Teachers. Teachers can reinforce the mentoring children receive at home from their parents, or step in to provide the success mentoring absent at home.
Career Mentors. Finding a mentor at work you admire, trust, and respect can lead to success in life. Choose someone at least two levels above your rank.
Book Mentors. Mentors don’t have to be real relationships. Sometimes the best source are found in books, particularly books about successful people, says Corley.
Yourself. Also called "the school of hard knocks," you can mentor yourself by learning from your own mistakes. "This is the hard path to success, because those mistakes and failures carry significant costs in both time and money," says Corley. "But this is also the most powerful type of mentoring you can get, because the lessons you learn are infused with intense emotion and never forgotten."
THEY USE DREAMS TO SET GOALS
Before millionaires identify goals, they do something that Corley calls "dream setting"—they write down what their ideal life would look like, then use this script to create a bullet-point list of dreams. Goals are then built around each dream.

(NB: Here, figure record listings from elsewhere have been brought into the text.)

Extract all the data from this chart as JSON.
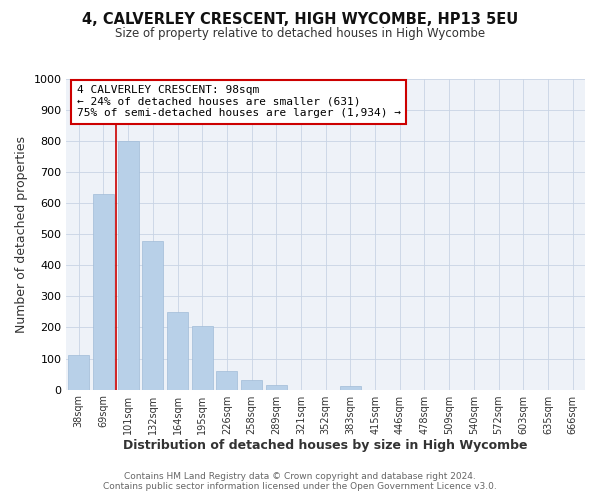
{
  "title": "4, CALVERLEY CRESCENT, HIGH WYCOMBE, HP13 5EU",
  "subtitle": "Size of property relative to detached houses in High Wycombe",
  "xlabel": "Distribution of detached houses by size in High Wycombe",
  "ylabel": "Number of detached properties",
  "bar_labels": [
    "38sqm",
    "69sqm",
    "101sqm",
    "132sqm",
    "164sqm",
    "195sqm",
    "226sqm",
    "258sqm",
    "289sqm",
    "321sqm",
    "352sqm",
    "383sqm",
    "415sqm",
    "446sqm",
    "478sqm",
    "509sqm",
    "540sqm",
    "572sqm",
    "603sqm",
    "635sqm",
    "666sqm"
  ],
  "bar_values": [
    110,
    630,
    800,
    480,
    250,
    205,
    60,
    30,
    15,
    0,
    0,
    10,
    0,
    0,
    0,
    0,
    0,
    0,
    0,
    0,
    0
  ],
  "bar_color": "#b8d0e8",
  "bar_edgecolor": "#a0bcd8",
  "property_line_x": 2,
  "ylim": [
    0,
    1000
  ],
  "yticks": [
    0,
    100,
    200,
    300,
    400,
    500,
    600,
    700,
    800,
    900,
    1000
  ],
  "annotation_text": "4 CALVERLEY CRESCENT: 98sqm\n← 24% of detached houses are smaller (631)\n75% of semi-detached houses are larger (1,934) →",
  "annotation_box_color": "#ffffff",
  "annotation_box_edgecolor": "#cc0000",
  "redline_color": "#cc0000",
  "footer1": "Contains HM Land Registry data © Crown copyright and database right 2024.",
  "footer2": "Contains public sector information licensed under the Open Government Licence v3.0.",
  "bg_color": "#eef2f8"
}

"Think of dreams as a ladder, and the rungs are your goals," he says. "Ask yourself, ‘What would I need to do in order for each wish or dream to come true? Am I capable of performing those activities? And do I have the necessary skills and knowledge? Then take action."
THEY WRITE TO-DO LISTS
Goals are only goals when they have two things: 100% achievability and physical activity, says Corley. Millionaires break down goals into physical action steps that make up their to-do list, and many have lists that follow a habit.
"Millionaires process success," says Corley. "When you create processes, you don’t have to think, which takes energy and contributes to decision fatigue. Habits are valuable because they brain fuel that can be used doing something else."
THEY CREATE MULTIPLE STREAMS OF INCOME
Self-made millionaires do not rely on only a single source of income, says Corley. Instead, they develop multiple streams, and most have at least three.
"Sixty-five percent had three or more streams of income that they created over time," he says. "Diversifying your sources of income allows you to weather the economic downturns that always occur in life."
Revenue streams include real estate rentals, stock market investments, annuities, private equity investments, part ownership in side businesses, ancillary products, or services, and royalties.
THEY AVOID TIME WASTERS
Millionaires believe money can be recouped, but the bigger risk is wasting time.
"When we invest our time in anything, it’s lost forever," says Corley. "Yet, because we are all given what seems to be an abundance of time, it has very little value to us."
Sixty-seven percent of the self-made millionaires in Corley’s study watch less than an hour of TV each day, and 63% spent less than an hour a day on the Internet in activities such as Facebook or watching YouTube videos.
"This freed up time for them to pursue their dreams, goals, read, learn, exercise, volunteer, and network," he says.